Strong induction with Fibonacci numbers I have two equations that I have been trying to prove. The first of which is:F(n + 3) = 2F(n + 1) + F(n) for n ≥ 1.For this equation the answer is in the back of my book and the proof is as follows:1) n = 1: F(4) = 2F(2) + F(1)  or 3 = 2(1) + 1, true.2) n = 2: F(5) = 2F(3) + F(2) or 5 = 2(2) + 1, true.3) Assume for all r, 1 ≤ r ≤ k: F(r + 3) = 2F(r + 1) + F(r)4) Then F(k + 4) = F(k + 2) + F(k + 3) = 5) 2F(k) + F(k - 1) + 2F(k + 1) + F(k) = 6) 2[F(k) + F(k + 1)] + [F(k - 1) + F(k)] = 7) 2F(k + 2) + F(k + 1)My first question here is how do I know how many values of n to test for? Here they chose two.My next question is how did they get from line 3 to line 4? I understand how the statement is correct but why is this chosen? I also understand that I need to prove it's true for all values of r because if I do that it implies that it is true for k + 1.  Is it just to find a relation to F(r + 3) on line 3? If that was the case why not just have F(k + 3) = F(k + 2) + F(k + 1)?My final question about this is how did they get from line 4 to 5?The second equation I want to prove is:F(n + 6) = 4F(n + 3) + F(n) for n ≥ 1I'm able to prove n = 1 and n = 2 is true but I get stuck on going from what would be line 3 - 4 on this problem. As this is my problem for homework the answer is not in the back of the book.Now that I've gotten the help I just want to update this with the proof for my second equation (I haven't gotten the formatting down yet so bear with me):F(n + 6) = 4F(n + 3) + F(n)1) n = 1: F(7) = 4F(4) + F(1) or 13 = 12 + 1, true.2) n = 2: F(8) = 4F(5) + F(2) or 21 = 20 + 1, true.3) Assume for all r, 1 ≤ r ≤ k: F(r + 6) = 4F(r + 3) + F(r)4) Then F(k + 7) = 4F(k + 4) + F(k + 1) =5) F(k + 4) + F(k + 4) + F(k + 4) + F(k + 4) + F(k + 1) =6) F(k + 4) + F(k + 4) + F(k + 4) + F(k + 3) + F(k + 2)  F(k + 1) =7) F(k + 4) + F(k + 4) + F(k + 4) +F(k + 3) + F(k + 3) =8) F(k + 5) + F(k + 5) + F(k + 4) =9) F(k + 6) + F(k + 5) =10) F(k + 7)

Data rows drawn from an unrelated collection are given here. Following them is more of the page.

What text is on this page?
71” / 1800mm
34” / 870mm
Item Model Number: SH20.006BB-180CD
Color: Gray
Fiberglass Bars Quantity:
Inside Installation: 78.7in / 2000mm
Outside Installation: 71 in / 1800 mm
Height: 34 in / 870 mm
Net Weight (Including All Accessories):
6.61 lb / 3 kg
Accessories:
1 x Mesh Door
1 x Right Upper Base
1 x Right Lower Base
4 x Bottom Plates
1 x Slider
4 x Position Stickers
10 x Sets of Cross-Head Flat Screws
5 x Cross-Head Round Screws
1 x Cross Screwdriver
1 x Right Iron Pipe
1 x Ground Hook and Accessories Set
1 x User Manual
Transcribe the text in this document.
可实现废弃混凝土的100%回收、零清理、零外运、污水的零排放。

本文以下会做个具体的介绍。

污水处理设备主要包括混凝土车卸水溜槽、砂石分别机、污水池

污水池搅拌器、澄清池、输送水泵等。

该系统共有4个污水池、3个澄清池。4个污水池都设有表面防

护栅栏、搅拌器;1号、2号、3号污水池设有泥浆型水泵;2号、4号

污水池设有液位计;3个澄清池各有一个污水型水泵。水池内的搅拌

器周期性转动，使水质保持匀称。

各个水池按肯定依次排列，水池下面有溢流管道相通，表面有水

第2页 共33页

 A: For each $n\geq 0$, let $S(n)$ denote the statement
$$
S(n) : F_n+2F_{n+1}=F_{n+3}.
$$
First note that $S(n)$ has a rather trivial direct proof:
$$
F_{n+3} = F_{n+1}+F_{n+2} = F_{n+1}+(F_n+F_{n+1})=F_n+2F_{n+1}.
$$
Thus, it is really not necessary to prove your statement by using induction, but let's do it anyway since we're on the topic.
Base step: $S(0)$ says $F_0+2F_1=F_3$, which is true since $F_0=0, F_1=1$, and $F_3=2$. 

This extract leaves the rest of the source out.